Rico cracked his neck with a twitch of his head. “I’ll kill you first. I’ll deal with them when I get home.”

He didn’t make it one step. Mara had found the snow globe, and she brought it down with such force that it shattered against the back of Rico’s skull. His body swayed like a poorly animated cartoon before folding in on itself and hitting the floor, just a big heaping pile of man next to Shae.

He groaned.

Mara hopped over him and clutched Dan’s wrist, tugging. “Good job,” she said. “Come on. Quick. Before he wakes up.”

Dan followed her to the ladder. “Me good job? You good job. How’d you shatter it? I must’ve—I must’ve knocked it loose when I threw it earlier.”

“For sure,” Mara assured him. “Definitely.”

Just as they reached the exit hatch, the cabin door below slammed open again. Dan and Mara scrambled backward, tripping over Rico and onto their asses.
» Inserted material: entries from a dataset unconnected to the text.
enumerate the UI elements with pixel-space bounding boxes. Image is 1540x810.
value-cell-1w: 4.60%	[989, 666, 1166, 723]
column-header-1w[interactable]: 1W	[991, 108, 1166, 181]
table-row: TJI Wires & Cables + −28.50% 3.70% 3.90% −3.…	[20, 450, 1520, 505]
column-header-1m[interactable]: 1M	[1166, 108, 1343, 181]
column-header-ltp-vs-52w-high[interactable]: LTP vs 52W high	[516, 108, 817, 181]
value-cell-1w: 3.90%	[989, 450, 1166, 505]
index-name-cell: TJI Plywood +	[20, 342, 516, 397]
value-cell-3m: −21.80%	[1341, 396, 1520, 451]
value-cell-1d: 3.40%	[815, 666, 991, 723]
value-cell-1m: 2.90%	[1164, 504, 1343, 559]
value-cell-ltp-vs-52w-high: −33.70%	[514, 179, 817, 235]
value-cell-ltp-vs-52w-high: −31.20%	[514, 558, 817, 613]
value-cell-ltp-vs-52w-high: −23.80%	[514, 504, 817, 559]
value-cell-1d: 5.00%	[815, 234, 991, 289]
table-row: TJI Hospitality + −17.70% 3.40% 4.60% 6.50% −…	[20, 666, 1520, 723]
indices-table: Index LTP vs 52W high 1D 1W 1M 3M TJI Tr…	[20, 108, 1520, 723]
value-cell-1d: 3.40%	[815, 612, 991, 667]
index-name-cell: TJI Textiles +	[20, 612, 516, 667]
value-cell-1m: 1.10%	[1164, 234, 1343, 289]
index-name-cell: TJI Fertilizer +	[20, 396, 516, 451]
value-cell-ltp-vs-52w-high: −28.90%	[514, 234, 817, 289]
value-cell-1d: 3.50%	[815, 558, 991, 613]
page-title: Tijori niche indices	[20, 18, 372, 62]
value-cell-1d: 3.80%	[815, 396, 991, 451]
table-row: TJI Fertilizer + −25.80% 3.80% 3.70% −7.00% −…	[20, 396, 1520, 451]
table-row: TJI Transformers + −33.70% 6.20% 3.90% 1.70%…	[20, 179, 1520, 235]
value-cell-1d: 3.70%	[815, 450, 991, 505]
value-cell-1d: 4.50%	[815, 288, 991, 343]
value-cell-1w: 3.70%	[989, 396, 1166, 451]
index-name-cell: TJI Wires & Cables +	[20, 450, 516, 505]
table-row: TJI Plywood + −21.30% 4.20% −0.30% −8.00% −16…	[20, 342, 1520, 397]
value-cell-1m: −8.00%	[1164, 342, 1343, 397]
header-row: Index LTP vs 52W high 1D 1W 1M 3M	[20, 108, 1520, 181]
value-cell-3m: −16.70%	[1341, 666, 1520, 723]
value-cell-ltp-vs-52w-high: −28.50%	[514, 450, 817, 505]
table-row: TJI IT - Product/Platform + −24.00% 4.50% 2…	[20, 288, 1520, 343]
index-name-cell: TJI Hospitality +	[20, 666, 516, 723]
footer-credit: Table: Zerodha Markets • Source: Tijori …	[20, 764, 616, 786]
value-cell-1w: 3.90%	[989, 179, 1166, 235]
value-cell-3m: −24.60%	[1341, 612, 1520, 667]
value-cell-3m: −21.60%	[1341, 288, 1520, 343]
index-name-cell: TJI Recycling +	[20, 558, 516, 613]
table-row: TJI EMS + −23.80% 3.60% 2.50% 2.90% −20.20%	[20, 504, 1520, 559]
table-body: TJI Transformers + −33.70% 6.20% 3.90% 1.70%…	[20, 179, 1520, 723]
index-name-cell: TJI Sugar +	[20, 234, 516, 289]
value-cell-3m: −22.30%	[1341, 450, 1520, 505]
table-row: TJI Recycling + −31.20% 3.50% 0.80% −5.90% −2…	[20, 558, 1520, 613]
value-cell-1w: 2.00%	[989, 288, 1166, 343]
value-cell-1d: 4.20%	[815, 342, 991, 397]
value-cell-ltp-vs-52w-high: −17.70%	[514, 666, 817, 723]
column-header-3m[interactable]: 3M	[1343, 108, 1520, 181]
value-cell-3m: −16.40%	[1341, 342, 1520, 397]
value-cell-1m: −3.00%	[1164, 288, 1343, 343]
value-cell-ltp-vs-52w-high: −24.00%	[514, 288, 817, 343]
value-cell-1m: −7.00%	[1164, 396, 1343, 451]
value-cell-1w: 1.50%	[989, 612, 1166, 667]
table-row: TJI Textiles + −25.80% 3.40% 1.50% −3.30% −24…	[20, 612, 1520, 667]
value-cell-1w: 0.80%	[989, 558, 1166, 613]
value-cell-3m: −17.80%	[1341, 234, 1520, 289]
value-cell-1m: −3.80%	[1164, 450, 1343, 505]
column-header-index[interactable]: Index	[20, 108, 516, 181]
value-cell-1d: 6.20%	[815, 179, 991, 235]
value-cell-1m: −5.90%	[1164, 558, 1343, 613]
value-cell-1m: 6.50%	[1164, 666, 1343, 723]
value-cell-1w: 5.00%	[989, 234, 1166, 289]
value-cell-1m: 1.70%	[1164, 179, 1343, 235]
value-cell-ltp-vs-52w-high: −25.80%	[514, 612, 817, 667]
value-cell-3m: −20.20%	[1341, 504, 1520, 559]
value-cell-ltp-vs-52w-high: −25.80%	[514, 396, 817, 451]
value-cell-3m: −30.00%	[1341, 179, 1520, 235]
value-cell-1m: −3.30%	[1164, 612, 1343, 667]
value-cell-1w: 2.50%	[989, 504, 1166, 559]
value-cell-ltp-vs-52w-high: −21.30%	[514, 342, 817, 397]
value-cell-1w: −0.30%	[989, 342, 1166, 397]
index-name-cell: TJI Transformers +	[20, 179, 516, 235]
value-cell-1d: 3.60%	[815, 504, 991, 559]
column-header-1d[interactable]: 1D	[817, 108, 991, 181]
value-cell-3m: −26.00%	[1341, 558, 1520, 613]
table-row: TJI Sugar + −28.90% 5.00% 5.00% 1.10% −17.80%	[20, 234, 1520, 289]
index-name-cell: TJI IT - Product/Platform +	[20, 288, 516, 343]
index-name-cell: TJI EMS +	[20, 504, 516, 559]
Three of Rico’s guards—one of them Madge—piled up the ladder, pistols drawn. Dan scurried to shield Mara from the inevitable hail of bullets.

“Whoa,” Madge said, pointing at Rico.

“ Whoa ,” said another. “Shit. Is that Rico?”

Rico groaned again.

“Holy shit. Rico. Did you get beat up?” There was a tinge of awe in his voice.

The other guard gasped. “Dude. I think he did. Hey. Hey, Rico!” He nudged Rico with his boot. “Yo, Rico! You okay, man?”

Rico shifted. He pulled himself up, every tendon, every bone of his body straining as if strapped to the floor. The guards helped him, one under each shoulder.

“Geez, Rico,” a guard said. “They did a number on ya. These two? They did this?”

“Shut up.” Rico seized the pistol from the guard and aimed it, trembling, at Dan and Mara.

“I love you,” Mara whispered.

“I love you too,” Dan said.

Rico let the gun fall to his side. He wiped the blood from under his nose. “No. Too easy. Gag them. They talk too fucking much.”